Federal authorities have declined to pursue civil rights charges against the Sacramento police officers involved in the shooting death of Stephon Clark, an unarmed black man who was killed in his grandparent’s backyard in 2018.

The U.S. Attorney for the Eastern District of California and the FBI said it “found insufficient evidence to support federal criminal rights charges” against officers Terrance Mercadal and Jared Robinet for their fatal confrontation with the 22-year-old father.

“Accordingly, the investigation into this incident has been closed,” the Department of Justice announced in a statement on Thursday.

In March, the California Attorney General Xavier Becerra also declined to issue criminal charges in the case, arguing the officers were justified in being concerned for their safety.

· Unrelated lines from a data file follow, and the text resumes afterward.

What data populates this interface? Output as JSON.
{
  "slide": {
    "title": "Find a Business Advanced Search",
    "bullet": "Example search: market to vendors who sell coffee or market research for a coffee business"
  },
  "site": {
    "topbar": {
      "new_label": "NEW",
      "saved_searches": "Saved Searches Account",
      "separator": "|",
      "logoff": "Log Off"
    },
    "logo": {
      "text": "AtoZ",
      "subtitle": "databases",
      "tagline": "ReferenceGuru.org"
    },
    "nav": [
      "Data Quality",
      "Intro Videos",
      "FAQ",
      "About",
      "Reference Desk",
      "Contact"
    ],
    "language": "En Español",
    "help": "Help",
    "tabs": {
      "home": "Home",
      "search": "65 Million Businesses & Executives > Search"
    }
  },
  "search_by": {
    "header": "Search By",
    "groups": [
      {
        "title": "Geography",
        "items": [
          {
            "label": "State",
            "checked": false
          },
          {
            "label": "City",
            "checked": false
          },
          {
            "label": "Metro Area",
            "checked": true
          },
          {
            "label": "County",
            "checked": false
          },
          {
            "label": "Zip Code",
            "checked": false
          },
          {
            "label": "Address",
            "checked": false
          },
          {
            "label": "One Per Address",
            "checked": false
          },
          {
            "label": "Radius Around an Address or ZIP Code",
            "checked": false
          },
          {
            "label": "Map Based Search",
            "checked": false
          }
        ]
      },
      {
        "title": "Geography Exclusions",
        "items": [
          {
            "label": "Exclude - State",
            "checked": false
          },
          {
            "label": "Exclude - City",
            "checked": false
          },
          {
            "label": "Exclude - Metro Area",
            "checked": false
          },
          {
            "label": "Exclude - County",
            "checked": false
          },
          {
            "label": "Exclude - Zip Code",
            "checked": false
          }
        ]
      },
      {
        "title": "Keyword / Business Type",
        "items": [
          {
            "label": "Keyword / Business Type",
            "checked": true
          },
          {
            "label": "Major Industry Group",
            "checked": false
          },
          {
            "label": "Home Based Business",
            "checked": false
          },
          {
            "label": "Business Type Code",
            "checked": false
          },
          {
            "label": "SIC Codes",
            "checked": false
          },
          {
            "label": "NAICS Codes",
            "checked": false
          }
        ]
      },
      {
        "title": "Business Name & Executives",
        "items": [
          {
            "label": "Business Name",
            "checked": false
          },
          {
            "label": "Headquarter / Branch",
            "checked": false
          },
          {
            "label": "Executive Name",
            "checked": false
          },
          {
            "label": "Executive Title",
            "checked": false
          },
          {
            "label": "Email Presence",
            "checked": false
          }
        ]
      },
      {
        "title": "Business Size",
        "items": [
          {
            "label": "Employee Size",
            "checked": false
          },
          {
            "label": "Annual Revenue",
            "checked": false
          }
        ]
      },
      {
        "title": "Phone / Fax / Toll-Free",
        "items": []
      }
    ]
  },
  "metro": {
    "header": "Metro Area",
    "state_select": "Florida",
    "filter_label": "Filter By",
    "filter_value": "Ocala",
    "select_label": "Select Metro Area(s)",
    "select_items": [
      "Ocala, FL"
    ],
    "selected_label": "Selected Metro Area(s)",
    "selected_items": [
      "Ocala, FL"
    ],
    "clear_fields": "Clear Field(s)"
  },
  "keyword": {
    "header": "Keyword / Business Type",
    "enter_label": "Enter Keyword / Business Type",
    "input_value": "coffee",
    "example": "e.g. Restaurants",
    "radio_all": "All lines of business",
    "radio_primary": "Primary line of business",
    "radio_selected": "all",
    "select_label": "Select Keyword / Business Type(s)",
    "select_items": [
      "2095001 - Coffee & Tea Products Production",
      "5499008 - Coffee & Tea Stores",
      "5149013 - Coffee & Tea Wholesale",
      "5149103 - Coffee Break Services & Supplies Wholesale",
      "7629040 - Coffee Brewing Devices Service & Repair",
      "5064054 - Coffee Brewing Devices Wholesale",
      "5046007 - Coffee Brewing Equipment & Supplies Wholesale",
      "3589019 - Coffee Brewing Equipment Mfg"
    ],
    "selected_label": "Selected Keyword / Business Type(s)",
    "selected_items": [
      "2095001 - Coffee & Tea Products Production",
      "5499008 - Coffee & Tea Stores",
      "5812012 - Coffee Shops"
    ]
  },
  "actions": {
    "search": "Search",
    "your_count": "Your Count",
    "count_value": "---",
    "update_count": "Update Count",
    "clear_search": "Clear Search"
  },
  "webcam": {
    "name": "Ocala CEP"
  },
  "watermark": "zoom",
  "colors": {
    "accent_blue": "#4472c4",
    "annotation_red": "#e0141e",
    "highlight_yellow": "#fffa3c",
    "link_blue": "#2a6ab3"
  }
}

Clark was shot seven times on March 18, 2018 in the backyard of his family’s home by Mercadal and Robinet, who were responding to reports of a suspect breaking car windows in the Sacramento neighborhood. They chased after Clark, who was spotted by a police helicopter, and fired off more than 20 rounds amid their pursuit.

Both officers said they thought they spotted a gun on Clark as he turned to approach them, but authorities later said no weapon was found on the scene. The young father only had a cell phone on him at the time.

The officer-involved shooting riled the City of Sacramento, sparking nationwide protests on police brutality and racial profiling.

The Sacramento Police Department also on Thursday confirmed its internal investigation into the matter had concluded.

“Although no policy violations occurred in this incident or in the events leading up to it, we are committed to implementing strategies that may prevent similar tragedies in the future,” Sacramento Police Chief Daniel Hahn said in a statement.

Both officers, who were placed on leave in the immediate aftermath of the shooting, will be allowed to return to active duty.

Clark’s brother, Stevante Clark, in a Facebook post railed against the decision and said he planned on meeting with both federal and local authorities.

“These people have failed when it comes to accountability,” he wrote.

The federal investigation into Clark’s death involved examining witness statements, audio and video recordings, as well as dispatch records, police reports and autopsy reports to determine whether the officers intended to use unreasonable force.

In declining to file criminal charges against the officers earlier this year, Sacramento County District Attorney Anne Marie Schubert cited body camera footage that sees one of the cops demanding Clark show his hands. She additionally pointed to officers’ claims that they saw a flash of light – one officer mistook it for the muzzle of a flash gun while the other believed it was the light reflecting off a firearm.